Hubbard’s reports from a trip to Yemen in fall 2016, such as “US Fingerprints on Attacks Obliterating Yemen’s Economy,” appear to reflect his frustration at Americans’ lack of focus on the humanitarian tragedy there, as well as their role in it. In “We Visited the Place the World Has Forgotten,” Hubbard narrated short videos by Times photographer Tyler Hicks of their encounters with Yemenis struggling to survive. It was only when Americans were primed to blame Saudi Arabia following the death of Khashoggi in October 2018, that Declan Walsh’s “The Tragedy of Saudi Arabia’s War,” with Hicks’ photos of starving Yemeni children, really grabbed Americans’ attention.
The book is unsurprisingly journalistic. Hubbard reports on what he observed, but tends to avoid editorializing. Yet I was left wishing Hubbard had offered more of his own insights. Observations such as those related to Saudi Arabia’s promotion of Wahhabism around the world include sentences such as, “Saudi Arabia had lost control of the effect of its own teachings” (216), yet then Hubbard moves on.
Hubbard explains MBS’s friendship with the de facto ruler of Abu Dhabi, Mohammad bin Zayed or MBZ, and how MBZ helped to pave the way for MBS’s “charm tour” of the U.S. in spring 2018, but does not elucidate the implications of the UAE seeding money into Washington think tanks in an effort to cultivate a positive image of itself as tolerant and open-minded.
Following Khashoggi’s death, MBS’s younger brother Khalid bin Salman, the Saudi ambassador to the U.S., left DC and the kingdom had no ambassador between October 2018 and July 2019, when Saudi Arabia sent their first female ambassador, Princess Reema Bint Bandar. During that time, Yusuf Otaiba, the UAE’s influential ambassador to the U.S., was instrumental in convincing U.S. policymakers that there was no alternative to MBS, despite their hopes that perhaps the Saudi royal family would remove the rash Millennial. Likewise, Hubbard does not explore the deeper implications for U.S. policy that likely result from the close relationship between Kushner and MBS.
As Hubbard explained in his webinar, he does not intend to predict the future, and he submits no insights into how the relationship between the U.S. and Saudi Arabia may evolve. Yet based on the extent to which both Democrats and Republicans have exhibited dismay at Saudi policies, from the war on Yemen to the oil price war with Russia, it is only MBS’s connection to Kushner and Trump that has preserved the kingdom’s special status thus far.

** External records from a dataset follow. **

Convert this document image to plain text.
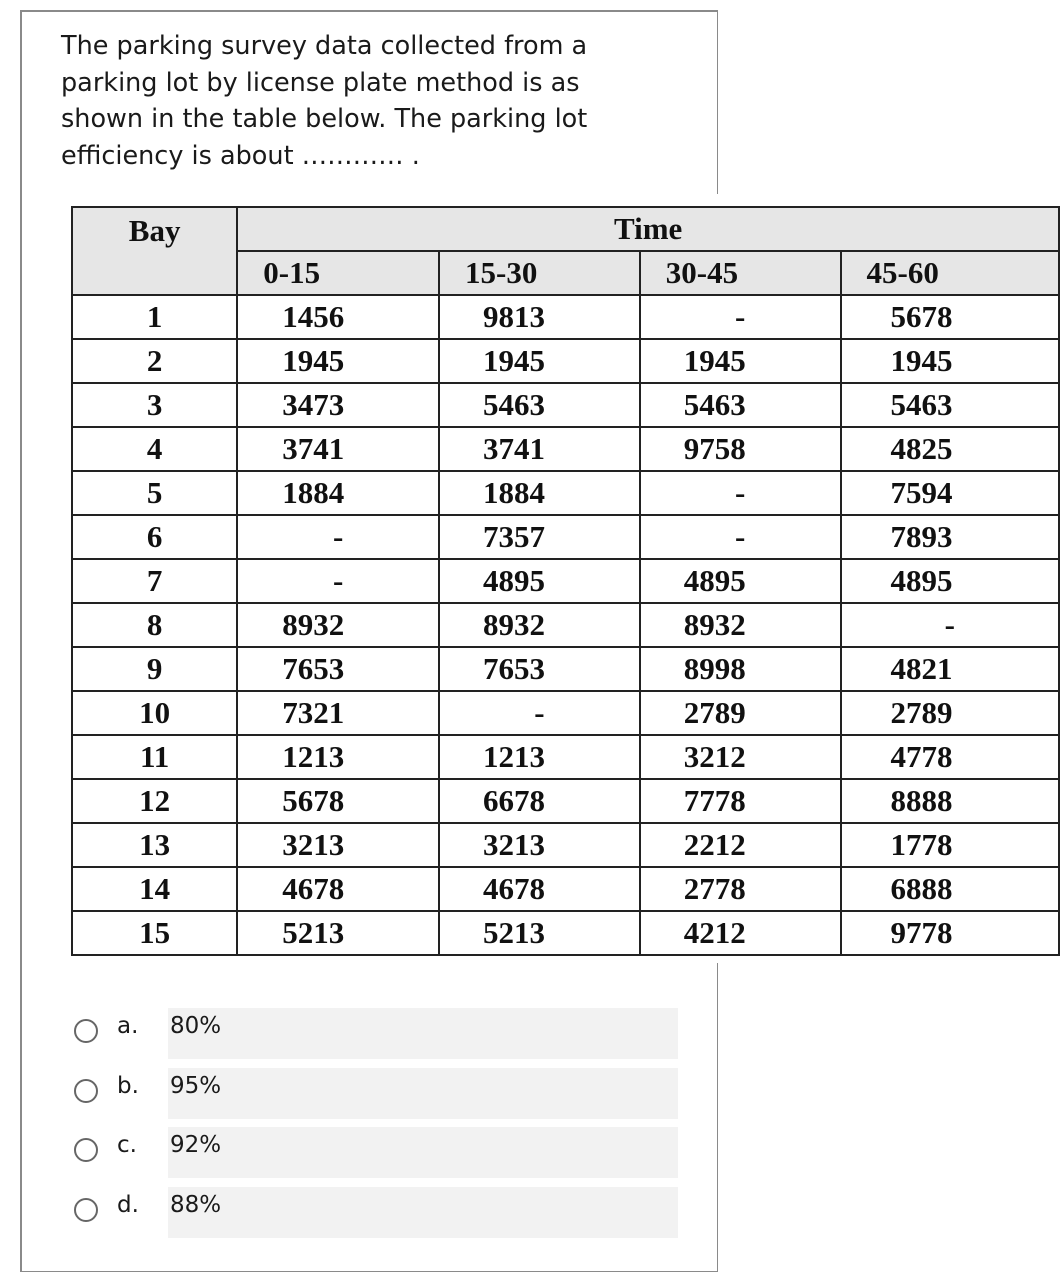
The parking survey data collected from a parking lot by license plate method is as shown in the table below. The parking lot efficiency is about ………… .

Bay	Time			
	0-15	15-30	30-45	45-60
1	1456	9813	-	5678
2	1945	1945	1945	1945
3	3473	5463	5463	5463
4	3741	3741	9758	4825
5	1884	1884	-	7594
6	-	7357	-	7893
7	-	4895	4895	4895
8	8932	8932	8932	-
9	7653	7653	8998	4821
10	7321	-	2789	2789
11	1213	1213	3212	4778
12	5678	6678	7778	8888
13	3213	3213	2212	1778
14	4678	4678	2778	6888
15	5213	5213	4212	9778
a. 80%
b. 95%
c. 92%
d. 88%
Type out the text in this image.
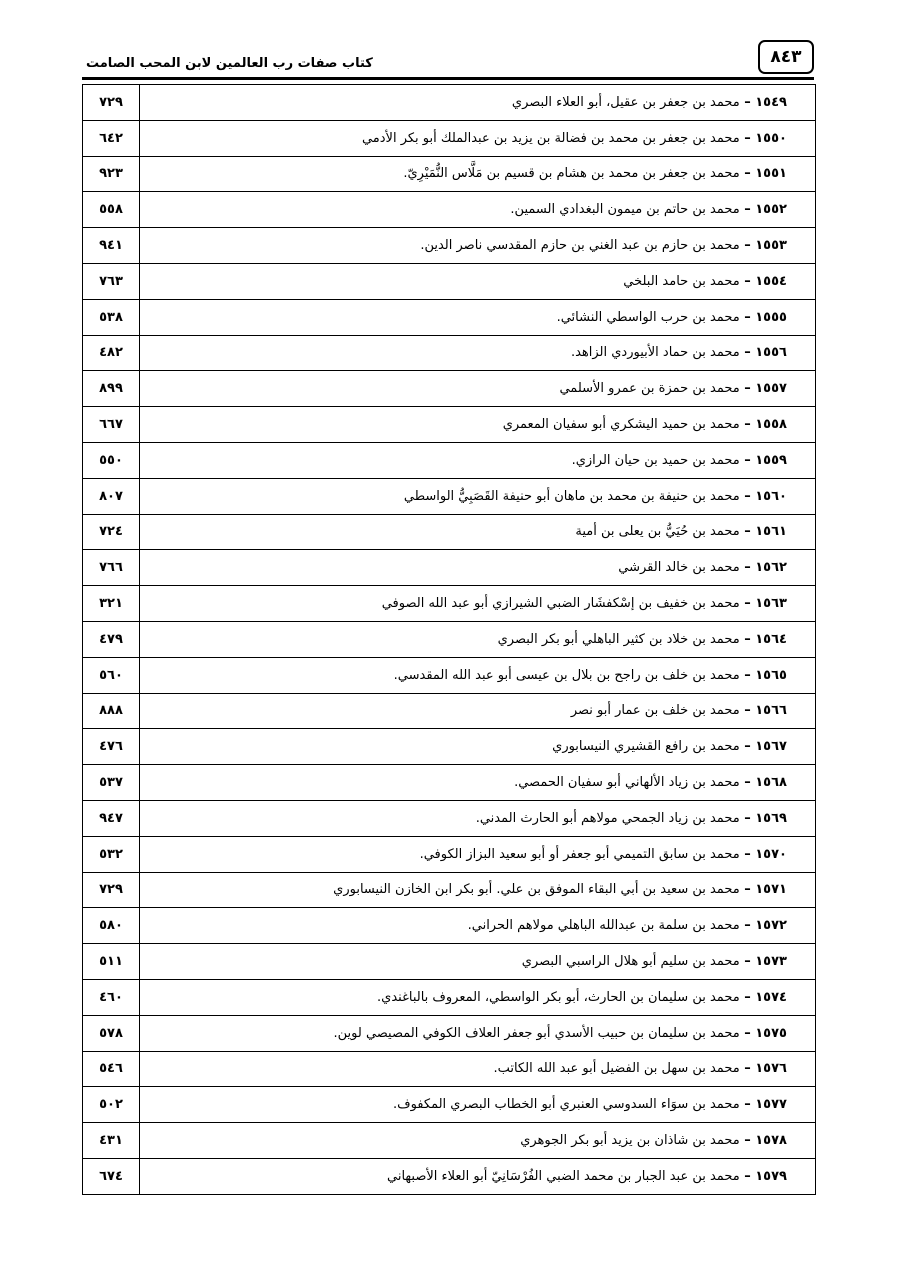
كتاب صفات رب العالمين لابن المحب الصامت	٨٤٣
٧٢٩	١٥٤٩ – محمد بن جعفر بن عقيل، أبو العلاء البصري
٦٤٢	١٥٥٠ – محمد بن جعفر بن محمد بن فضالة بن يزيد بن عبدالملك أبو بكر الأدمي
٩٢٣	١٥٥١ – محمد بن جعفر بن محمد بن هشام بن قسيم بن مَلَّاس النُّمَيْرِيّ.
٥٥٨	١٥٥٢ – محمد بن حاتم بن ميمون البغدادي السمين.
٩٤١	١٥٥٣ – محمد بن حازم بن عبد الغني بن حازم المقدسي ناصر الدين.
٧٦٣	١٥٥٤ – محمد بن حامد البلخي
٥٣٨	١٥٥٥ – محمد بن حرب الواسطي النشائي.
٤٨٢	١٥٥٦ – محمد بن حماد الأبيوردي الزاهد.
٨٩٩	١٥٥٧ – محمد بن حمزة بن عمرو الأسلمي
٦٦٧	١٥٥٨ – محمد بن حميد اليشكري أبو سفيان المعمري
٥٥٠	١٥٥٩ – محمد بن حميد بن حيان الرازي.
٨٠٧	١٥٦٠ – محمد بن حنيفة بن محمد بن ماهان أبو حنيفة القَصَبِيُّ الواسطي
٧٢٤	١٥٦١ – محمد بن حُيَيُّ بن يعلى بن أمية
٧٦٦	١٥٦٢ – محمد بن خالد القرشي
٣٢١	١٥٦٣ – محمد بن خفيف بن إسْكفشَار الضبي الشيرازي أبو عبد الله الصوفي
٤٧٩	١٥٦٤ – محمد بن خلاد بن كثير الباهلي أبو بكر البصري
٥٦٠	١٥٦٥ – محمد بن خلف بن راجح بن بلال بن عيسى أبو عبد الله المقدسي.
٨٨٨	١٥٦٦ – محمد بن خلف بن عمار أبو نصر
٤٧٦	١٥٦٧ – محمد بن رافع القشيري النيسابوري
٥٣٧	١٥٦٨ – محمد بن زياد الألهاني أبو سفيان الحمصي.
٩٤٧	١٥٦٩ – محمد بن زياد الجمحي مولاهم أبو الحارث المدني.
٥٣٢	١٥٧٠ – محمد بن سابق التميمي أبو جعفر أو أبو سعيد البزاز الكوفي.
٧٢٩	١٥٧١ – محمد بن سعيد بن أبي البقاء الموفق بن علي. أبو بكر ابن الخازن النيسابوري
٥٨٠	١٥٧٢ – محمد بن سلمة بن عبدالله الباهلي مولاهم الحراني.
٥١١	١٥٧٣ – محمد بن سليم أبو هلال الراسبي البصري
٤٦٠	١٥٧٤ – محمد بن سليمان بن الحارث، أبو بكر الواسطي، المعروف بالباغندي.
٥٧٨	١٥٧٥ – محمد بن سليمان بن حبيب الأسدي أبو جعفر العلاف الكوفي المصيصي لوين.
٥٤٦	١٥٧٦ – محمد بن سهل بن الفضيل أبو عبد الله الكاتب.
٥٠٢	١٥٧٧ – محمد بن سوَاء السدوسي العنبري أبو الخطاب البصري المكفوف.
٤٣١	١٥٧٨ – محمد بن شاذان بن يزيد أبو بكر الجوهري
٦٧٤	١٥٧٩ – محمد بن عبد الجبار بن محمد الضبي الفُرْسَانِيّ أبو العلاء الأصبهاني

American and Saudi interests are increasingly mismatched, as the U.S. seeks to extricate itself from the region and from its reliance on oil. A Biden administration may reopen negotiations with Iran, and even a different Republican administration would likely be more motivated to end endless wars in the Middle East, given the popularity of this stance among the American public. Meanwhile, Saudi Arabia has repeatedly signaled that it will not suit its policies to American preferences, as it pursues an independent path as a regional leader. The U.S.-Saudi partnership was always going to evolve eventually, but Hubbard’s book may serve as the definitive history of the factors that altered it.